Social Science Research Council Research AMP Just Tech
Citation

When collaboration fails: persuasion driven adversarial influence in multi agent large language model debate

Author:
Kraidia, Insaf; Qaddara, Iyas; Almutairi, Alhanof; Alzaben, Nada; Belhouari, Samir Brahim
Publication:
Scientific Reports
Year:
2026

Recent developments have made Large Language Model (LLM) multi-agent systems a promising paradigm for enhancing reasoning via collaborative debate and collective deliberation. Prior work has demonstrated that coordinated LLM agents tend to perform better than single models in terms of accuracy, robustness, and reasoning depth. But these benefits depend on a rarely questioned assumption: that all actors act honestly. In this paper we subvert this assumption by identifying one of the most critical weaknesses: a persuasion-induced adversarial influence in LLM-to-LLM debate.
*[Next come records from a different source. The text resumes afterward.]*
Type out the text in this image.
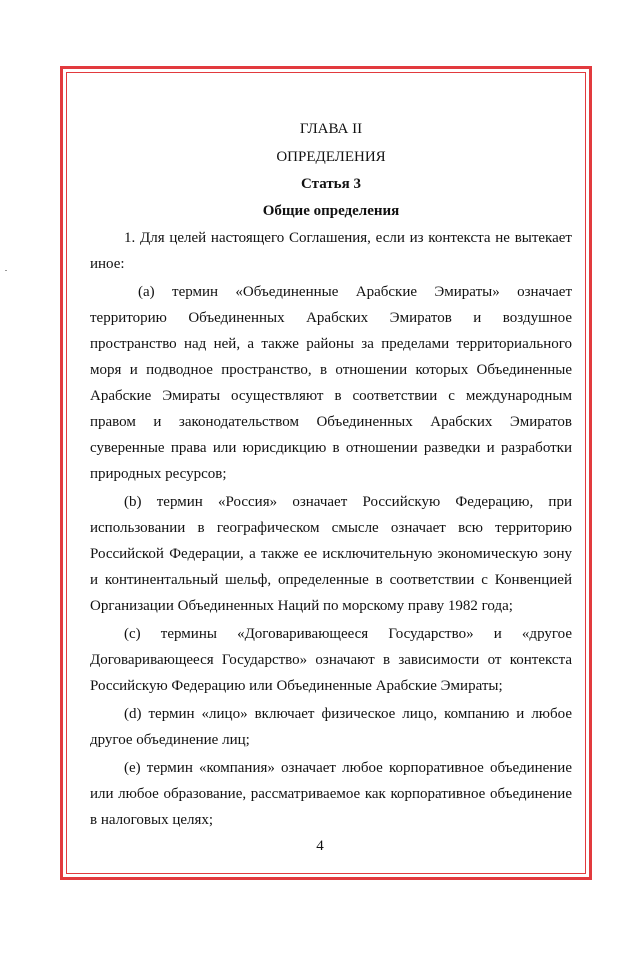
ГЛАВА II

ОПРЕДЕЛЕНИЯ

Статья 3

Общие определения

1. Для целей настоящего Соглашения, если из контекста не вытекает иное:

(a) термин «Объединенные Арабские Эмираты» означает территорию Объединенных Арабских Эмиратов и воздушное пространство над ней, а также районы за пределами территориального моря и подводное пространство, в отношении которых Объединенные Арабские Эмираты осуществляют в соответствии с международным правом и законодательством Объединенных Арабских Эмиратов суверенные права или юрисдикцию в отношении разведки и разработки природных ресурсов;

(b) термин «Россия» означает Российскую Федерацию, при использовании в географическом смысле означает всю территорию Российской Федерации, а также ее исключительную экономическую зону и континентальный шельф, определенные в соответствии с Конвенцией Организации Объединенных Наций по морскому праву 1982 года;

(c) термины «Договаривающееся Государство» и «другое Договаривающееся Государство» означают в зависимости от контекста Российскую Федерацию или Объединенные Арабские Эмираты;

(d) термин «лицо» включает физическое лицо, компанию и любое другое объединение лиц;

(e) термин «компания» означает любое корпоративное объединение или любое образование, рассматриваемое как корпоративное объединение в налоговых целях;

4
Here we show that a single strategically designed adversarial agent can significantly influence group outcomes through coherent, confident, and misleading arguments, instead of through the more classical prompt or token attacks. Experimental results suggest that this kind of agent can lower the system’s overall accuracy by 10–40% while increasing consensus on incorrect answers by more than 30%. We conceptualize persuasion as an adversarial vector and demonstrate that inference-time enhancement techniques, such as both Best-of-N optimization and Retrieval-Augmented Generation (RAG), can unintentionally amplify these attacks by increasing the perceived credibility of flawed arguments, even when retrieval quality is low. Our results show that increasing the number of agents or debate rounds does not reliably mitigate adversarial persuasion, nor can simple prompt-based defenses. The present findings demand a fundamental re-thinking of trust, coordination, and robustness assumptions when deploying multi-agent LLM systems.